Regionalität – alles von der Geiss

Geissaeheimet

Geissäheimet Meierskählen produziert mit Liebe und Hingabe 
Einige lieben ihn innig, andere können ihn nicht riechen. Je nach Gusto wird er als «etwas streng», «charakterstark» oder «mmh, einfach göttlich» bezeichnet. Ziegenkäse spaltet die Gemüter, doch dasselbe trifft auf viele Delikatessen zu. Früher noch als Arme-Leute-Essen verschmäht, wächst heute die Ziegenkäse-
Anhängerschaft exponentiell. Das freut auch Toni Odermatt, der sich mit seiner Geissäheimet Meierskählen ganz der Ziegenhaltung verschrieben hat und das Angebot unserer Restaurants mit seinem köstlichen Geissenkäse bereichert.

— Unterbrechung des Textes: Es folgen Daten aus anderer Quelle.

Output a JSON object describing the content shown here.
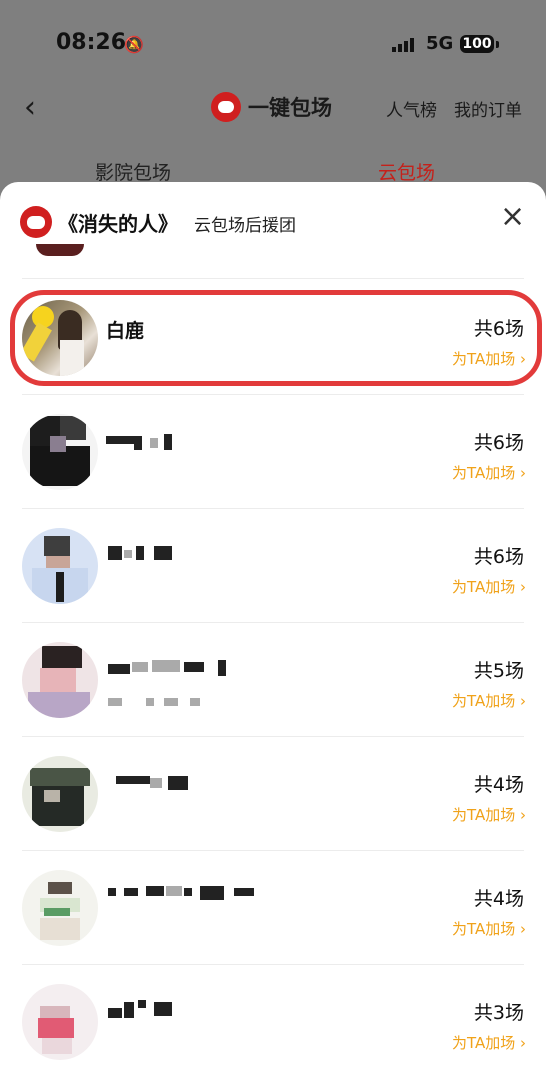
{
  "status": {
    "time": "08:26",
    "network": "5G",
    "battery": "100"
  },
  "nav": {
    "back": "‹",
    "title": "一键包场",
    "links": [
      "人气榜",
      "我的订单"
    ]
  },
  "tabs": [
    {
      "label": "影院包场",
      "active": false
    },
    {
      "label": "云包场",
      "active": true
    }
  ],
  "sheet": {
    "film_title": "《消失的人》",
    "subtitle": "云包场后援团",
    "close": "×"
  },
  "rows": [
    {
      "name": "白鹿",
      "count": "共6场",
      "action": "为TA加场 ›",
      "highlighted": true
    },
    {
      "name": "",
      "count": "共6场",
      "action": "为TA加场 ›"
    },
    {
      "name": "",
      "count": "共6场",
      "action": "为TA加场 ›"
    },
    {
      "name": "",
      "count": "共5场",
      "action": "为TA加场 ›"
    },
    {
      "name": "",
      "count": "共4场",
      "action": "为TA加场 ›"
    },
    {
      "name": "",
      "count": "共4场",
      "action": "为TA加场 ›"
    },
    {
      "name": "",
      "count": "共3场",
      "action": "为TA加场 ›"
    }
  ],
  "colors": {
    "brand": "#d01f1f",
    "active_tab": "#c4211b",
    "boost": "#f0a21a",
    "highlight": "#e23b3b"
  },
  "icons": [
    "back-arrow-icon",
    "bell-muted-icon",
    "signal-icon",
    "battery-icon",
    "cat-logo-icon",
    "close-icon"
  ]
}
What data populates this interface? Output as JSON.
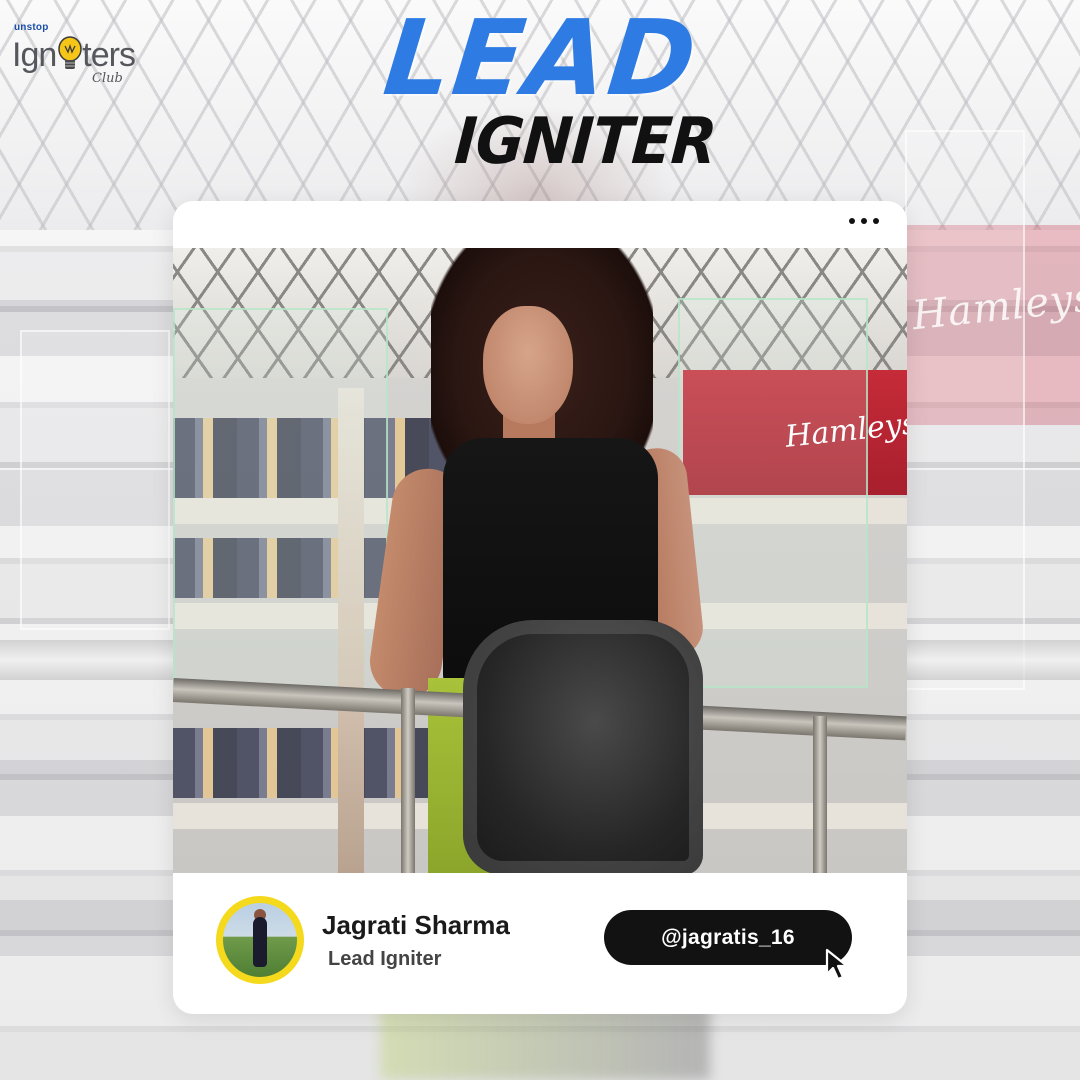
{
  "logo": {
    "brand_small": "unstop",
    "wordmark_pre": "Ign",
    "wordmark_post": "ters",
    "club": "Club"
  },
  "headline": {
    "line1": "LEAD",
    "line2": "IGNITER"
  },
  "card": {
    "menu_icon": "more-horizontal-icon",
    "background_shop_sign": "Hamleys",
    "photo_shop_sign": "Hamleys",
    "profile": {
      "name": "Jagrati Sharma",
      "role": "Lead Igniter",
      "handle": "@jagratis_16"
    },
    "cursor_icon": "mouse-pointer-icon"
  },
  "colors": {
    "accent_blue": "#2d7be3",
    "avatar_ring": "#f4d91c",
    "pill_bg": "#121212",
    "text_dark": "#1a1a1a"
  }
}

Geissenzucht, eine Herzenssache!
Im Kanton Nidwalden, zwischen Stans und Ennetmoos, am Fusse des Stanserhorns grasen Toni Odermatts Ziegen. Seine Eltern stiegen Anfang der 90er-Jahre in die Geissenzucht ein, da das steile Land mit Kühen schwierig zu bewirtschaften und die herkömmliche Landwirtschaft von vielen Regulierungen bestimmt war. Ein mutiger Entscheid, waren die Odermatts doch damals mit ihren Geissen regelrechte Exoten. Heute zeigt sich, dass sie mit dem Einstieg ins «Geissen-Business» den richtigen Riecher hatten.

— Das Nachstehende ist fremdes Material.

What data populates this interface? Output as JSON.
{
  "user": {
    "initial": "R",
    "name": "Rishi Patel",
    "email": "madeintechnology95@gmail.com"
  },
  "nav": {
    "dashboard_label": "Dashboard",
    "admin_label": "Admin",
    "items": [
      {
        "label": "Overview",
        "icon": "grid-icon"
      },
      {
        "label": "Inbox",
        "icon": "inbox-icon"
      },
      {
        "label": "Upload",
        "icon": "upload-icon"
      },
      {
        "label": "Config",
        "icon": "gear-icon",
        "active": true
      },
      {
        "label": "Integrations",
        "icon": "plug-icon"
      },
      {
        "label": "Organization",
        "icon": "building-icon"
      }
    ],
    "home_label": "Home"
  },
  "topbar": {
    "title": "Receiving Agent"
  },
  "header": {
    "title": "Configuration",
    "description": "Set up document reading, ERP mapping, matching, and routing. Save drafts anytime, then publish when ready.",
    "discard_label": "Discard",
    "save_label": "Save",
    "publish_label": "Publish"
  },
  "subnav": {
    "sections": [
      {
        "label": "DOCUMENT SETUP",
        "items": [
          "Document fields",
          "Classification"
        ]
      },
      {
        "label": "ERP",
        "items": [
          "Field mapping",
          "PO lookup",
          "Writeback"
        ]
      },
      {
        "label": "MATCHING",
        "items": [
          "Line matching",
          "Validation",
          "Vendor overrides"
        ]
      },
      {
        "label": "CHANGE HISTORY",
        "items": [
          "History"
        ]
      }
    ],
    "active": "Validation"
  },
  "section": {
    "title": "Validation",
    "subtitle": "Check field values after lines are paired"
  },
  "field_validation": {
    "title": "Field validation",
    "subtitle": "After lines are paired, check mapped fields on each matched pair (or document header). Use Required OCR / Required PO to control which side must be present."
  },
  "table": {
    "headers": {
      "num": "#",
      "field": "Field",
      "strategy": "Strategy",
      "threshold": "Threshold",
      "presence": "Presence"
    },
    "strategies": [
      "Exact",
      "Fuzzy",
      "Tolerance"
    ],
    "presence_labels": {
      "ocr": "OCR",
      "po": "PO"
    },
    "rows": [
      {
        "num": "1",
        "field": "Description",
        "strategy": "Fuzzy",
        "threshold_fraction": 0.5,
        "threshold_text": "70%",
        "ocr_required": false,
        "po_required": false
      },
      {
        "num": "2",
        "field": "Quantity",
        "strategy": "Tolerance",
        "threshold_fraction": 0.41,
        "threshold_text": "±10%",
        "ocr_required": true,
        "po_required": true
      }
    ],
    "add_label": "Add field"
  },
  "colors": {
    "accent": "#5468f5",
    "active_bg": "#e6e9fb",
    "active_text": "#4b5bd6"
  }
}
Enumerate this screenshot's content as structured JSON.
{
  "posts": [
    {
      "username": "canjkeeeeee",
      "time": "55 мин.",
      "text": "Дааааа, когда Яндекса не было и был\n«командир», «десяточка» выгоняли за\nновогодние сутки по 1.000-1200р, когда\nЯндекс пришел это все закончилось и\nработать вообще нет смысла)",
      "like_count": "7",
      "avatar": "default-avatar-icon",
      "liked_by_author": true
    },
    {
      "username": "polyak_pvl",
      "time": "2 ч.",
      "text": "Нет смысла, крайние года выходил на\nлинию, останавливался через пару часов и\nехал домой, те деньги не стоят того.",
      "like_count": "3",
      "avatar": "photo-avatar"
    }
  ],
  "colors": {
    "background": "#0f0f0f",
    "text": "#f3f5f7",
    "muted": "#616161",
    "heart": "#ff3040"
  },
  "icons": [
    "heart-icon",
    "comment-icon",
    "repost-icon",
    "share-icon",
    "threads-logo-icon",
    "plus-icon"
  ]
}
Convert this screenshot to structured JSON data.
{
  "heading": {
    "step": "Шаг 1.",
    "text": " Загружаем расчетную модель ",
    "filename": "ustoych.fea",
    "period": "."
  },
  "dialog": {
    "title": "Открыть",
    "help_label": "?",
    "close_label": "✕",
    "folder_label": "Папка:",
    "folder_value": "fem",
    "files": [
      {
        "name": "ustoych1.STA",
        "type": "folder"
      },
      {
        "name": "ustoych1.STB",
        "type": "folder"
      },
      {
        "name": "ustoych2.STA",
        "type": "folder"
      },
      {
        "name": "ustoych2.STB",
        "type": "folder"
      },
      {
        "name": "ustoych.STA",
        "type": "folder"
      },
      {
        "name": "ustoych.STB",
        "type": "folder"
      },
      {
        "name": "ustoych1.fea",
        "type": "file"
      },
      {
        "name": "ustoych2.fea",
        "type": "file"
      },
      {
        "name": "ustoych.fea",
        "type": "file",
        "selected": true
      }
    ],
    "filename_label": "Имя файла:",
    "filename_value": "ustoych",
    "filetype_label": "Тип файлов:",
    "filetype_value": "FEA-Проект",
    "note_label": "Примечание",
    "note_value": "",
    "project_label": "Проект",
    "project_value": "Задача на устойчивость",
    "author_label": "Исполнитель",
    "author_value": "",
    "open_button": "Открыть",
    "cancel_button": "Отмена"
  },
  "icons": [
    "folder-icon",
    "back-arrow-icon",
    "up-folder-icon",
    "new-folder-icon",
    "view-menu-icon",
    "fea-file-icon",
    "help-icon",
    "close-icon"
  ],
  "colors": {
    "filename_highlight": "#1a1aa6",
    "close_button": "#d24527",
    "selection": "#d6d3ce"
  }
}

Die 120 Ziegen der Familie Odermatt sind allesamt reinrassig, sehr robust und bewegen sich geschickt in den steilen Hängen. Es ist die grösste Herde Toggenburgerziegen, die in der Schweiz zu finden ist. Die Ziegenrasse steht seit Jahren nur knapp vor dem Aussterben, weil viele Landwirte milchbetontere Rassen bevorzugen. Für Toni Odermatt ist die Arterhaltung der Toggenburgerziege eine Herzensangelegenheit, für die er gerne auf einen grösseren Milchertrag verzichtet. Im Gegenzug liefern ihm die Geissen sowohl erstklassige Milch für beste Käsequalität als auch äusserst feinfaseriges Fleisch.

Von der Milch bis zum Fell
Durch die Verarbeitung von Milch und Fleisch kann Toni Odermatt seine Aufzucht sinnvoll steuern. So kommen frisches Fleisch und Innereien von den Gitzi, für Trockenfleisch und -würste wird hingegen Fleisch von Ziegen verwendet, die bereits «in Pension» sind und keine Milch mehr produzieren. So kann Toni den Kreislauf schliessen, verwertet alles, ganz im Sinne einer nachhaltigen Ziegenhaltung. Sogar das Fell verarbeitet er und näht stylische Westen daraus.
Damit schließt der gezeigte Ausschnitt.